O país ainda vai pagar caro, em vidas, mercados e árvores, pela truculência que o governo do presidente Jair Bolsonaro (PSL) vai imprimindo ao trato da questão florestal. Chumbo quente, motosserras e tortura de estatísticas são suas armas.
A turma do "agro é tech, agro é pop" está adorando. Para não riscar o verniz moderninho, fabrica números e diz que falta terra para plantar. Assume seu lado ogro do século 18, doidos como sempre para derrubar matas como se não houvesse amanhã.
Só o seu imediatismo explica tornar-se viral o vídeo de palestra de um notório ideólogo ruralista locupletado na Embrapa. Suas fabulações foram reduzidas a pó de traque por outro vídeo, “Fatos Florestais”, lançado segunda-feira passada (29).
No segundo caso, pelo menos, há ciência de verdade por trás das refutações. Dados com fontes e referências, basicamente o projeto MapBiomas, acervo georreferenciado com as mudanças de vegetação no Brasil ao longo de 35 anos produzido por 20 organizações de pesquisa, e o Atlas da Agropecuária Brasileira, mapa fundiário compilado pela Esalq-USP e pelo instituto Imaflora.
O vídeo que põe ordem no galinheiro resulta de uma parceria do Observatório do Clima com o cineasta Fernando Meirelles e a produtora Imaginária. O roteiro é de Meirelles, Tasso Azevedo, Oswaldo Braga de Souza e Claudio Angelo. A direção coube a Gisela Moreau.
Eis algumas das bobagens que eles desmontaram:
Mito número 1: Brasil é o país que tem mais floresta e que mais a protege no mundo.
Não é. Nem uma coisa, nem outra.
O engenheiro florestal Tasso Azevedo, coordenador do MapBiomas e narrador do vídeo, afirma: “O país que tem mais floresta no mundo é a Rússia”. Neste caso, o Brasil não está acima de todos, fica em segundo lugar; só é primeiro no quesito florestas tropicais.
Coisa de 63% do território nacional tem cobertura florestal. Guiana, Suriname, Congo, Suécia, Finlândia, Japão e outras 14 nações têm proporção maior de área florestada.
Mito número 2: Proprietários rurais brasileiros são os campeões da preservação.

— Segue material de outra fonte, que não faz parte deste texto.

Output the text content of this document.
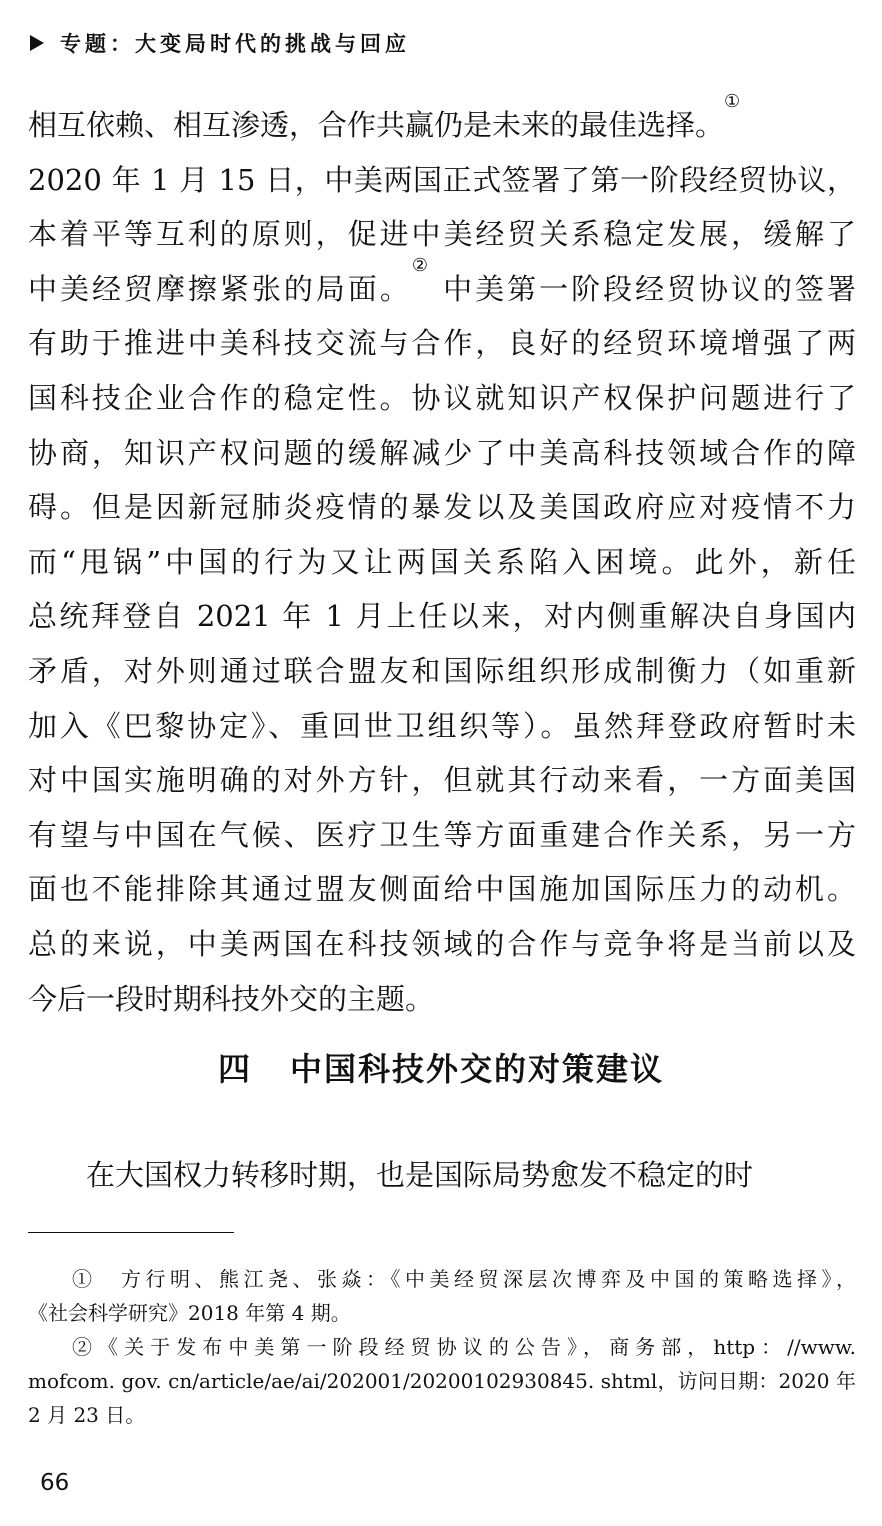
专题：大变局时代的挑战与回应
相互依赖、相互渗透，合作共赢仍是未来的最佳选择。①
2020 年 1 月 15 日，中美两国正式签署了第一阶段经贸协议，
本着平等互利的原则，促进中美经贸关系稳定发展，缓解了
中美经贸摩擦紧张的局面。② 中美第一阶段经贸协议的签署
有助于推进中美科技交流与合作，良好的经贸环境增强了两
国科技企业合作的稳定性。协议就知识产权保护问题进行了
协商，知识产权问题的缓解减少了中美高科技领域合作的障
碍。但是因新冠肺炎疫情的暴发以及美国政府应对疫情不力
而“甩锅”中国的行为又让两国关系陷入困境。此外，新任
总统拜登自 2021 年 1 月上任以来，对内侧重解决自身国内
矛盾，对外则通过联合盟友和国际组织形成制衡力（如重新
加入《巴黎协定》、重回世卫组织等）。虽然拜登政府暂时未
对中国实施明确的对外方针，但就其行动来看，一方面美国
有望与中国在气候、医疗卫生等方面重建合作关系，另一方
面也不能排除其通过盟友侧面给中国施加国际压力的动机。
总的来说，中美两国在科技领域的合作与竞争将是当前以及
今后一段时期科技外交的主题。
四 中国科技外交的对策建议

在大国权力转移时期，也是国际局势愈发不稳定的时

①　方行明、熊江尧、张焱：《中美经贸深层次博弈及中国的策略选择》，
《社会科学研究》2018 年第 4 期。
②《关于发布中美第一阶段经贸协议的公告》，商务部，http：//www.
mofcom. gov. cn/article/ae/ai/202001/20200102930845. shtml，访问日期：2020 年
2 月 23 日。
66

Não são. As terras com matas em propriedades privadas perfazem 33% da vegetação nativa remanescente no Brasil. Perdem para áreas protegidas (unidades de conservação, ou UCs, como parques e reservas, e terras indígenas, TIs), que somam 35%. O restante (32%) está em terras públicas.
Por outro lado, as áreas privadas são as que se encontram sob maior ameaça, pois perderam 20% da cobertura desde 1985. Nas UCs e TIs, o desmatamento foi de apenas 0,5%.
Também é falso que o país seja campeão de proteção, pois tem cerca de 30% do território na forma de UCs e TIs. Bolívia, Colômbia e Venezuela têm mais de 40%. Alemanha e Grécia ficam acima de 30%.
Ocorre que a proteção, no Brasil, se concentra na Amazônia. Se ela for excluída da conta, a proporção cai de modo espantoso: menos de 5% do restante estão protegidos.
Mito número 3: Com tanta proteção prevista em lei, falta terra para plantar no país.
Não é verdade. O Brasil tem a terceira maior área dedicada à agropecuária no planeta. Só perde para China e EUA.
São 2,95 milhões de quilômetros quadrados, ou 34% do território, perto da média mundial de 37%. Em termos per capita (1,17 hectare por habitante), trata-se da maior área cultivada do mundo.
Em resumo:
Os empresários do agro estão dando um tiro no pé —ou melhor, nas raízes— de seu próprio negócio. Estudo publicado na revista científica Nature Sustainability estimou em R$ 2.800 por hectare/ano os serviços ambientais prestados por florestas na forma de regulação hídrica e climática.
O Brasil abriga 4 milhões de propriedades rurais, aproximadamente. Só 0,5% delas, contudo, promovem todo o desmatamento registrado no país. Uma minoria de ogros do século 18, que o agro do século 21 tolera, contra seus próprios interesses de longo prazo, porque bem no fundo são farinha do mesmo saco.
Continuem assim, aplaudindo a política de floresta arrasada de Bolsonaro e Ricardo Salles. Mas depois não venham dizer que não foram avisados.